The Archaeological Survey of India (ASI) has made an important discovery by finding the remains of a 5000-year-old jewelry factory in the village of Rakhigarhi, Haryana, one of the oldest parts of the Indus Valley.
Rakhi Garhi is a hamlet in Haryana’s Hisar district and one of the earliest Indus Valley Civilisation archaeological sites. ASI archeologists have uncovered pieces of evidence of Harappan culture in all seven mounds of the archeological site.
The finds uncovered during the excavation, the discovery of several dwellings, a kitchen complex, and a 5000-year-old jewelry-making factory indicate that the area was once a sizable commercial center. Copper and gold jewelry, which has been stored for thousands of years, has also been discovered.
Sanjay K Manjul, the joint director general of ASI said, “Similar excavations have happened before and this is the third phase.” He added saying that “well-led planning could be observed there, with streets and walls along with it, house complexes, drainage systems, burnt brick structural support and varieties of pottery components with many paintings showing their improved baking technique.”
Sanjay K Manjul said that our motive is to develop this site iconically. Archaeologists have found bronze and gold artifacts, as well as artifacts, beads, patterned seal texts, and ceilings with Harappan texts and elephant depictions. This shows their cultural diversity. The discoveries point towards a well-planned Harappan city.
Rakhigarhi is a village located in Hisar, Haryana, located about 150 kilometers from Delhi. Dr. Sanjay Manjul, additional director general of ASI, said that the people of Rakhigarhi may have been the ancestors of the people of Hastinapur.

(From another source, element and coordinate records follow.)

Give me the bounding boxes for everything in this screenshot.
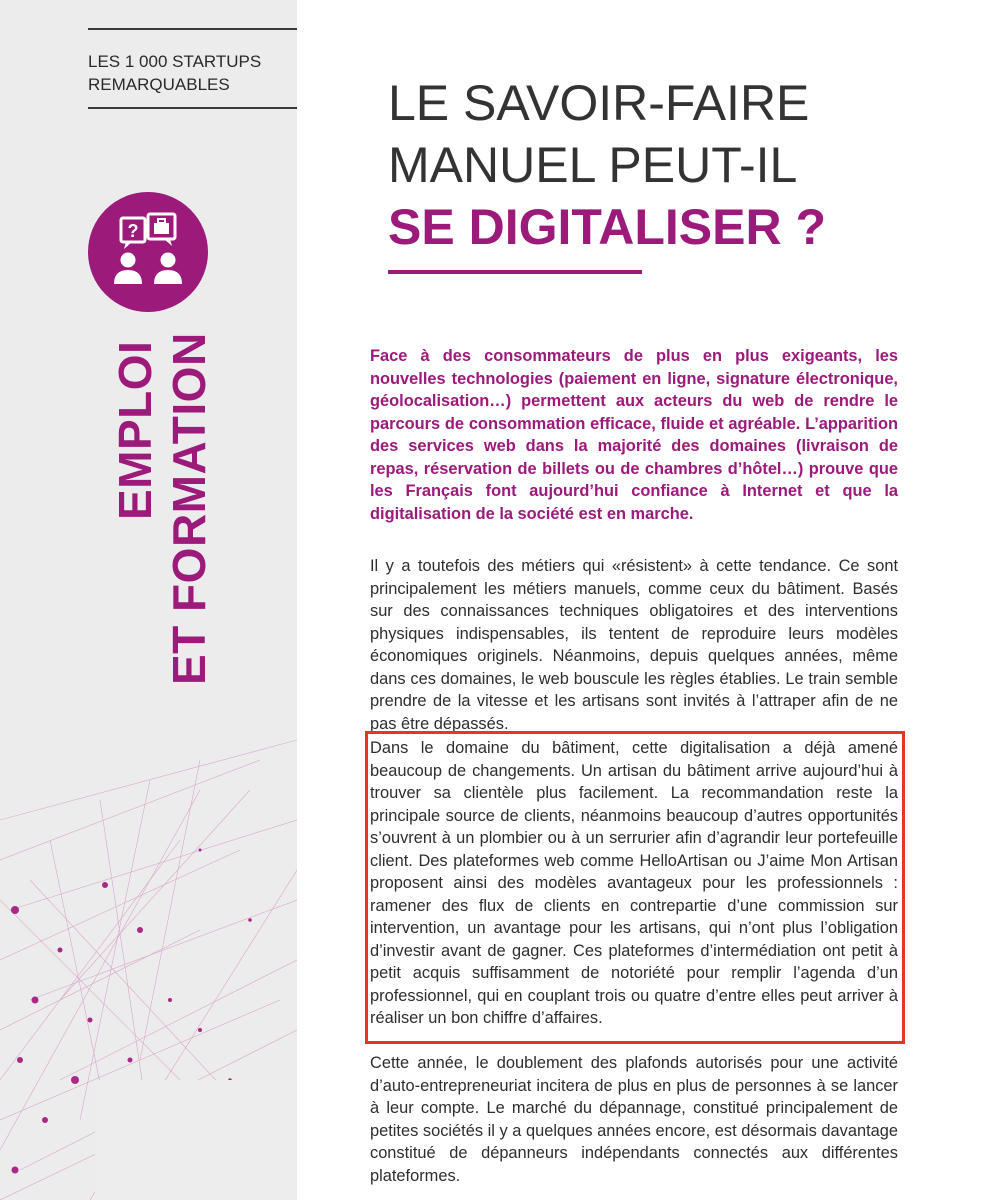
title-line2: MANUEL PEUT-IL	[388, 137, 798, 193]
svg-text:?: ?	[127, 221, 139, 241]
title-underline	[388, 270, 642, 274]
title-line1: LE SAVOIR-FAIRE	[388, 75, 810, 131]
section-title	[108, 332, 216, 685]
highlight-box	[365, 731, 905, 1044]
body-paragraph-2: Dans le domaine du bâtiment, cette digitalisation a déjà amené beaucoup de changements. Un artisan du bâtiment arrive aujourd’hui à trouver sa clientèle plus facilement. La recommandation reste la principale source de clients, néanmoins beaucoup d’autres opportunités s’ouvrent à un plombier ou à un serrurier afin d’agrandir leur portefeuille client. Des plateformes web comme HelloArtisan ou J’aime Mon Artisan proposent ainsi des modèles avantageux pour les professionnels : ramener des flux de clients en contrepartie d’une commission sur intervention, un avantage pour les artisans, qui n’ont plus l’obligation d’investir avant de gagner. Ces plateformes d’intermédiation ont petit à petit acquis suffisamment de notoriété pour remplir l’agenda d’un professionnel, qui en couplant trois ou quatre d’entre elles peut arriver à réaliser un bon chiffre d’affaires.	[370, 739, 898, 1027]
body-paragraph-1: Il y a toutefois des métiers qui «résistent» à cette tendance. Ce sont principalement les métiers manuels, comme ceux du bâtiment. Basés sur des connaissances techniques obligatoires et des interventions physiques indispensables, ils tentent de reproduire leurs modèles économiques originels. Néanmoins, depuis quelques années, même dans ces domaines, le web bouscule les règles établies. Le train semble prendre de la vitesse et les artisans sont invités à l’attraper afin de ne pas être dépassés.	[370, 557, 898, 733]
section-title-line1: EMPLOI	[109, 340, 161, 520]
title-line3: SE DIGITALISER ?	[388, 199, 826, 255]
series-rule	[88, 107, 297, 109]
series-label: LES 1 000 STARTUPS REMARQUABLES	[88, 52, 262, 94]
corner-block	[95, 1080, 297, 1200]
top-rule	[88, 28, 297, 30]
lead-paragraph: Face à des consommateurs de plus en plus exigeants, les nouvelles technologies (paiement en ligne, signature électronique, géolocalisation…) permettent aux acteurs du web de rendre le parcours de consommation efficace, fluide et agréable. L’apparition des services web dans la majorité des domaines (livraison de repas, réservation de billets ou de chambres d’hôtel…) prouve que les Français font aujourd’hui confiance à Internet et que la digitalisation de la société est en marche.	[370, 347, 898, 523]
job-interview-icon	[88, 192, 208, 312]
article-title	[388, 72, 968, 258]
body-paragraph-3: Cette année, le doublement des plafonds autorisés pour une activité d’auto-entrepreneuriat incitera de plus en plus de personnes à se lancer à leur compte. Le marché du dépannage, constitué principalement de petites sociétés il y a quelques années encore, est désormais davantage constitué de dépanneurs indépendants connectés aux différentes plateformes.	[370, 1054, 898, 1185]
sidebar	[0, 0, 297, 1200]
section-title-line2: ET FORMATION	[163, 332, 215, 685]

Rakhigarhi is one of the oldest archaeological sites of the Indus Valley Civilisation. Rakhigarhi was discovered by archaeologists in 1998. The archeological teams discovered a cluster of seven mounds after 3 years of digging. The third round of excavations began in 2021 with four more mounds uncovered across 350 hectares, making Rakhigarhi the largest surviving Indus Valley site. Mohenjodaro, which covers 300 hectares, was formerly thought to be the largest Indus Valley site in India.
Further, the mounds number 6 and 7 at Rakhigarhi were among the 19 sites identified by the ASI to be notified as “sites of national importance”.